"The Lord has driven out before you great and powerful nations; to this day no one has been able to withstand you. One of you routs a thousand, because the Lord your God fights for you, just as he promised. So be very careful to love the Lord your God." Joshua 23:9-11
Any success I may experience in life is a result of God's awesome power - not my own, for I am the weakest of men. With Him beside me, thousands will fall.
So why do I so easily bow down to idols of my own making? Why am I not more careful to love the Lord my God?

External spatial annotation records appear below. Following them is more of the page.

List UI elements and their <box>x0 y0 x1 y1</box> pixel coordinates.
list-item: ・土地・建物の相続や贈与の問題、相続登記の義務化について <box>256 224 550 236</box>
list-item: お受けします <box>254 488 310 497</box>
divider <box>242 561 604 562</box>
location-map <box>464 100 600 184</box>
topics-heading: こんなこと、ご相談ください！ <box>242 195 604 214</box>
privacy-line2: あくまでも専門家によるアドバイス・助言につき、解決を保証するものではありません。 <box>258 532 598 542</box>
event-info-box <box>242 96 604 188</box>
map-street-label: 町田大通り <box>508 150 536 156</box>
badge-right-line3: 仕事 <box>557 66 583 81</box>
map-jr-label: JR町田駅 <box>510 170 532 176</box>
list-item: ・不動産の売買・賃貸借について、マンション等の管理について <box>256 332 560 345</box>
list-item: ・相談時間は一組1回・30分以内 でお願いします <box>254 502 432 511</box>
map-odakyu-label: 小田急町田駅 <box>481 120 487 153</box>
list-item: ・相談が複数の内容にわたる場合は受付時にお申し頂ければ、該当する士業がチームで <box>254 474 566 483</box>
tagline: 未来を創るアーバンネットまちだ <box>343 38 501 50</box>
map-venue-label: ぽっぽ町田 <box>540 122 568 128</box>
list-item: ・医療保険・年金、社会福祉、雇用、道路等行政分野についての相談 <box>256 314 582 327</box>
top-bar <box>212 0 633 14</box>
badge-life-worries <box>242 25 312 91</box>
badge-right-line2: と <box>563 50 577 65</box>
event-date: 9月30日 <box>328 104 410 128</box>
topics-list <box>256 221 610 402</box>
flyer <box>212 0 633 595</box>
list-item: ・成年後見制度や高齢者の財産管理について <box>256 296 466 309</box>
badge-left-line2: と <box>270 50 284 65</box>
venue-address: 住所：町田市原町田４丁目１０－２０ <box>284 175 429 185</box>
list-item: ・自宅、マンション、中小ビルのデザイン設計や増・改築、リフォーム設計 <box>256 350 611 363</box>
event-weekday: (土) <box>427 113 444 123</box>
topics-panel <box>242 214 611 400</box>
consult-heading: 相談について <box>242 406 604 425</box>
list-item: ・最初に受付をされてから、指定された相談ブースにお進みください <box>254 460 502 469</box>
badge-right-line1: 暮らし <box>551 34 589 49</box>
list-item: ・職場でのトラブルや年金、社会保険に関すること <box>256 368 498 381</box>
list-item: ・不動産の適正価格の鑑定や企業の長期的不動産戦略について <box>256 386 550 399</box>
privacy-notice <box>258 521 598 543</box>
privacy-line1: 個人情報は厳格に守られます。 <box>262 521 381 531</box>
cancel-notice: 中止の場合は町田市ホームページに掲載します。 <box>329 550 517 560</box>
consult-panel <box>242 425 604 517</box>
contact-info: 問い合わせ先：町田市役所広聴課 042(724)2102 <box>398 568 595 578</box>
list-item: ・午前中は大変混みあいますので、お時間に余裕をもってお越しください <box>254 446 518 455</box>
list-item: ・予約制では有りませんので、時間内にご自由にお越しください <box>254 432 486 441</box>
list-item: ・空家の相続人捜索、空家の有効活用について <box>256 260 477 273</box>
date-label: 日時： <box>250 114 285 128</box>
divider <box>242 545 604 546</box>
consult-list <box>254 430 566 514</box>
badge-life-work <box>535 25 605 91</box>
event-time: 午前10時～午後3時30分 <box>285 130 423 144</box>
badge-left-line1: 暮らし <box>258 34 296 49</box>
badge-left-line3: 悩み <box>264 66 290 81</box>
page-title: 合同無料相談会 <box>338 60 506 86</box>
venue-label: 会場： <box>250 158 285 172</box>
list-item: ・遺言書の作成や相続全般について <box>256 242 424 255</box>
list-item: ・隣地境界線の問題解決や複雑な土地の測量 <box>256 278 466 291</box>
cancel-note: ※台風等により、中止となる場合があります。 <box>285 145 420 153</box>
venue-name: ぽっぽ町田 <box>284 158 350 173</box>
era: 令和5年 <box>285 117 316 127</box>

The gods I sometimes worship are not made of wood or stone, but they are just as real. Maybe it is affection or kind words that I depend upon to make me happy. What happens when they elude me? How is it that I can be on a mountain top when I have received attention from another, but the moment I feel ignored and alone, I find myself under the mountain rather than on it? Maybe it's because I get so focused on being loved that I forget to love in return. If I could be more careful to love, I might not feel so unloved at times.
Lord, I feel trapped in an endless cycle. Have I quit receiving love because I quit giving love? Or is it that I have quit giving love because I quit receiving it? (Which came first - the chicken or the egg? It doesn't matter! Either way, you end up with soup.) Help me to focus more on giving in spite of what I am receiving. Help me to love when I feel unloved.
Rout the enemies from the lands You have promised.